When Western European artists live and work in China, cultural and artistic differences may be thrown into sharp relief. Oliver Gosling, Aimie Herbert and Carmel Pia have lived for a time in Chongqing, the heart of south-west China. Such an experience may expose the fluidity of identity and the fragility of cultural autonomy; in addition, it may have an accelerated honing effect on the art work produced. But what is most interesting is the teasing out of prescient sensibilities long embedded in the host culture. The three artists represented here trained in Britain in the context of Western Modernism and contemporary art, developing work, however subliminally, within that context. However, from the outset, there has been in each of them a propensity for suggesting a no-mans-land of vast spaces, which may be urban or landscape in feeling, without any sense of place, but which may be ruptured or challenged by things within it. The presence and manipulation of material links all the works and creates tensions between surface and depth, often suggesting a luminous or material darkness.

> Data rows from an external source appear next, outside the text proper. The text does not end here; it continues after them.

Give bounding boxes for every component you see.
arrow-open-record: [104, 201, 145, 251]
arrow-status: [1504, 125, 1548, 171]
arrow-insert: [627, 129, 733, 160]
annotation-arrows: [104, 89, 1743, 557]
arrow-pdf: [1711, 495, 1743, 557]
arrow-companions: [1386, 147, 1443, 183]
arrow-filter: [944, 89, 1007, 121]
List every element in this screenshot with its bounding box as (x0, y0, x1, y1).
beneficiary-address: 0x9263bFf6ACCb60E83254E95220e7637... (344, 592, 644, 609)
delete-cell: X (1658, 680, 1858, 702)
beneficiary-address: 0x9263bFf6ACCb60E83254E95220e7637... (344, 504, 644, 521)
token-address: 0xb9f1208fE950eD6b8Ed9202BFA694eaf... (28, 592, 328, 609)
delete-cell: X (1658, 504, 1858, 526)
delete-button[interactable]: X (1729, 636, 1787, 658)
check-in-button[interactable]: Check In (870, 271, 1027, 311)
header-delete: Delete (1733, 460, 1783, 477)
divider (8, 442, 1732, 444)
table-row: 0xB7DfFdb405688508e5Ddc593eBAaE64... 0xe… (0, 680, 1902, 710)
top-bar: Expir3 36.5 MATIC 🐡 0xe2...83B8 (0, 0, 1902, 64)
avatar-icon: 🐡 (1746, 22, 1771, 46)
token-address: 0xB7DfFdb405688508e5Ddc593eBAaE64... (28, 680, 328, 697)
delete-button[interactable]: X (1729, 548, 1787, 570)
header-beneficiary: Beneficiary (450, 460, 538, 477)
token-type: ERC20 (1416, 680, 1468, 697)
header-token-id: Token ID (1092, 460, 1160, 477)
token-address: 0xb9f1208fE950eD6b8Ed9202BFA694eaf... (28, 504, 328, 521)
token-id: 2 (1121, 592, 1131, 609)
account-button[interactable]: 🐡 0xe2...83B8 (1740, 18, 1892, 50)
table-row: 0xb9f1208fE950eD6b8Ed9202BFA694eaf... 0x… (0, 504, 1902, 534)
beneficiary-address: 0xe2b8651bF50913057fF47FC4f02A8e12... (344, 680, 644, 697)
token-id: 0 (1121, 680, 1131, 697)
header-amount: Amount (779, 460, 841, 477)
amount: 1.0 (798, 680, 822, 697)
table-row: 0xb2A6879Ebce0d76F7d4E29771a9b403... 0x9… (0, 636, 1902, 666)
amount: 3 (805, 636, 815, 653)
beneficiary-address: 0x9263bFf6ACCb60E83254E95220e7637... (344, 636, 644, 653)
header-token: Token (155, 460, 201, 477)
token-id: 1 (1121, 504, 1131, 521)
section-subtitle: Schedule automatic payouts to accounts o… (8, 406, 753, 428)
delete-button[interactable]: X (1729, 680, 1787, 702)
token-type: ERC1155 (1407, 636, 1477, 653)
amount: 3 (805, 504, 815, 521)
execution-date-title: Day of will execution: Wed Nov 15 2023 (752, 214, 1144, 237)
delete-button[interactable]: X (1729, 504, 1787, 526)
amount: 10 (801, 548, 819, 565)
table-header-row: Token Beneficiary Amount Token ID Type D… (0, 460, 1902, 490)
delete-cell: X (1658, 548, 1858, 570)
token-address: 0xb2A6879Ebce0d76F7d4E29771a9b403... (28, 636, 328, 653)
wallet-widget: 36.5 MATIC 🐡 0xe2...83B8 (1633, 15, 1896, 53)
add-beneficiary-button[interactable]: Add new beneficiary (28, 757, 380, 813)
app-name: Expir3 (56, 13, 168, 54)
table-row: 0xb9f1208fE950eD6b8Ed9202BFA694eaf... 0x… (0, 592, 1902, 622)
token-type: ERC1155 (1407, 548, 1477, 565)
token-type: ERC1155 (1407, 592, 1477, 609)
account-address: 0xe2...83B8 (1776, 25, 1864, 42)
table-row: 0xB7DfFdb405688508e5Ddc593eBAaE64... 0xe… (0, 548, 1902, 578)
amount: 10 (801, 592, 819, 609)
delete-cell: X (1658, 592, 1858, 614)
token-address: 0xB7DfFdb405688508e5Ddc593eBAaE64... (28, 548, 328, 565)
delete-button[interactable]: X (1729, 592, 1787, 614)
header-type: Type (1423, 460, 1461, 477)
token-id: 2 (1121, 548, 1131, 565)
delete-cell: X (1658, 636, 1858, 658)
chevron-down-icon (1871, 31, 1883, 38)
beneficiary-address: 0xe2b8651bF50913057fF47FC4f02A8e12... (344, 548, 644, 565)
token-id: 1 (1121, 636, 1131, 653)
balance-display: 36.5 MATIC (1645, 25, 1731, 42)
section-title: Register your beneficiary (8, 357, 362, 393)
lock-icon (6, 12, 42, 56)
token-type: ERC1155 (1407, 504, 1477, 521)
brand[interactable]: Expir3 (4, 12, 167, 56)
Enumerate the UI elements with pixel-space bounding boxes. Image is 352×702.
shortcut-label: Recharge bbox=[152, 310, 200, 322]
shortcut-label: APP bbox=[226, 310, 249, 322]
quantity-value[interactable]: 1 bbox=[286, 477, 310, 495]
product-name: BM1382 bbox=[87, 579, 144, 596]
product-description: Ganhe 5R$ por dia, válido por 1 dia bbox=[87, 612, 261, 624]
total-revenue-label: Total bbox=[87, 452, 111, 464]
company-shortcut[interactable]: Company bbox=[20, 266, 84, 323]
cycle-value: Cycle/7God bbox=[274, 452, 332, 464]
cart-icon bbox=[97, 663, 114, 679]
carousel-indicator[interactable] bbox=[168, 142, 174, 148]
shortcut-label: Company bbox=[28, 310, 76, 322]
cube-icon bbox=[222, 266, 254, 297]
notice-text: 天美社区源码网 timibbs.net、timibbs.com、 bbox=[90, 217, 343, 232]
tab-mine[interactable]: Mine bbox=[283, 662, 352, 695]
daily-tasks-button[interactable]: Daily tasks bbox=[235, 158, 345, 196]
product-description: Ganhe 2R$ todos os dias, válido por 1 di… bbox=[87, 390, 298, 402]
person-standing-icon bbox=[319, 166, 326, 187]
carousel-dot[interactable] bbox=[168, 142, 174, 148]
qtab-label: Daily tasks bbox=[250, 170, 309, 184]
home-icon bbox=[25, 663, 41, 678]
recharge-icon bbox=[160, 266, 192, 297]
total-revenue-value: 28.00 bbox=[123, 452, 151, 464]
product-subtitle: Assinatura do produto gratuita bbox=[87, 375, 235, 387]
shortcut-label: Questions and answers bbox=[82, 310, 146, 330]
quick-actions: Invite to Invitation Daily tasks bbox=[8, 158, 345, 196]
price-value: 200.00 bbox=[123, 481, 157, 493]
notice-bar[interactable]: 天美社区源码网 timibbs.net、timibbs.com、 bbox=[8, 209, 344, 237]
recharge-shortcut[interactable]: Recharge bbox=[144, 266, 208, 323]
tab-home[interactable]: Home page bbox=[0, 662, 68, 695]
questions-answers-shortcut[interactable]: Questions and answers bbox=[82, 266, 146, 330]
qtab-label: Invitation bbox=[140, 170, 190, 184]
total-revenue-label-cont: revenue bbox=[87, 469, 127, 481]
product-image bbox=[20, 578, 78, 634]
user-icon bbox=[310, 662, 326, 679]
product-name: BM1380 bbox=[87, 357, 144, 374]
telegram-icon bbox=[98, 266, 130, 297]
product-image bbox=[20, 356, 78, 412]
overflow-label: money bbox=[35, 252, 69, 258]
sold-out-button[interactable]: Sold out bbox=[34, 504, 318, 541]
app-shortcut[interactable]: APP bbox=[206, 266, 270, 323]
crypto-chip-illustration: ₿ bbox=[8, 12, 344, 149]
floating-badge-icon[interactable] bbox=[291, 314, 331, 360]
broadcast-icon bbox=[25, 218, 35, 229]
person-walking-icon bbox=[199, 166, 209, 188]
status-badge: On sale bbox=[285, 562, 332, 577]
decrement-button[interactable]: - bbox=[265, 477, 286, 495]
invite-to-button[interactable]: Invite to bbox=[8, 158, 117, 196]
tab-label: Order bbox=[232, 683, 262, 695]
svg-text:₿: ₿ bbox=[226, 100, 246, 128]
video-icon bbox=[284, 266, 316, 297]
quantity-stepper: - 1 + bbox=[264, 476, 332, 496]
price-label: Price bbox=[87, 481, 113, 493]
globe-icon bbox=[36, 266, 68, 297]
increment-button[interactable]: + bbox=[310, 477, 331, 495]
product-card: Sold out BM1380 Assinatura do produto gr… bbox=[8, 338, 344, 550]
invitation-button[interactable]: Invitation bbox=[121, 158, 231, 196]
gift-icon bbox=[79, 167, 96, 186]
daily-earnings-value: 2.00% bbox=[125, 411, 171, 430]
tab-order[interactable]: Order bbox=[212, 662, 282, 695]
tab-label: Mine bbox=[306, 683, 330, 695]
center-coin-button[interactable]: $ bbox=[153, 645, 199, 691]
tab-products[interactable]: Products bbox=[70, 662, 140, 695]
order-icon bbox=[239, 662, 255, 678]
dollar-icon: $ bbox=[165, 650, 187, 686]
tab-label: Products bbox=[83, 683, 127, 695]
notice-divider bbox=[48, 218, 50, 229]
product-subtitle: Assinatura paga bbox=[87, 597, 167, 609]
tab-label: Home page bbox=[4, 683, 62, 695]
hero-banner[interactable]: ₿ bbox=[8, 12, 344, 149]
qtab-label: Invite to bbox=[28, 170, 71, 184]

For the Chinese, especially in the great literati tradition of landscape painting, it has always been clear that images are based on a language of signs, a world in-between, not an imitation of Nature. Space (or voids) plays a vital and significant role. It denotes power in silence; it balances the seen with the unseen. Of course, in such a huge country as China, contemporary art now is multi-faceted. Many Western influences are absorbed (the ‘contemporary’ being largely a Western construct), which mutate according to context. However, the flow has also gone the other way, and Chinese, as well as Japanese, pictorial values have had a significant influence on some developments in Western painting. Such influences are timely when now we face an unprecedented and invasive mass culture. The influences in question are the silences, the pauses, so well perceived in and integral to pictorial language originating in China and reaching apotheosis in Japan.
This exhibition demonstrates a deep connection to such values. They are values that transcend cultural boundaries, and are the unique contribution from China and Japan to pictorial language that can have a profound resonance today. They address needs that can be felt more pressingly in a city such as Chongqing, where the speed of development and technologically driven changes is ratchetted up several notches. For over 3000 years the Chinese and Japanese saw art as a parallel alternative to everyday cares, not a mirror. It was a powerful acknowledgment of the need for balance, not romantic, but part of a process of realignment with the essential aspects of greater Nature to which we belong and on which we depend for our existence. Space is the emotional anchor. Within it motifs and objects tease and challenge the depths. But all motifs are subsumed in the greater space. Space conditions presence; when the space pulls forward, it interrupts the form and suggests ‘Intervals of Silence’.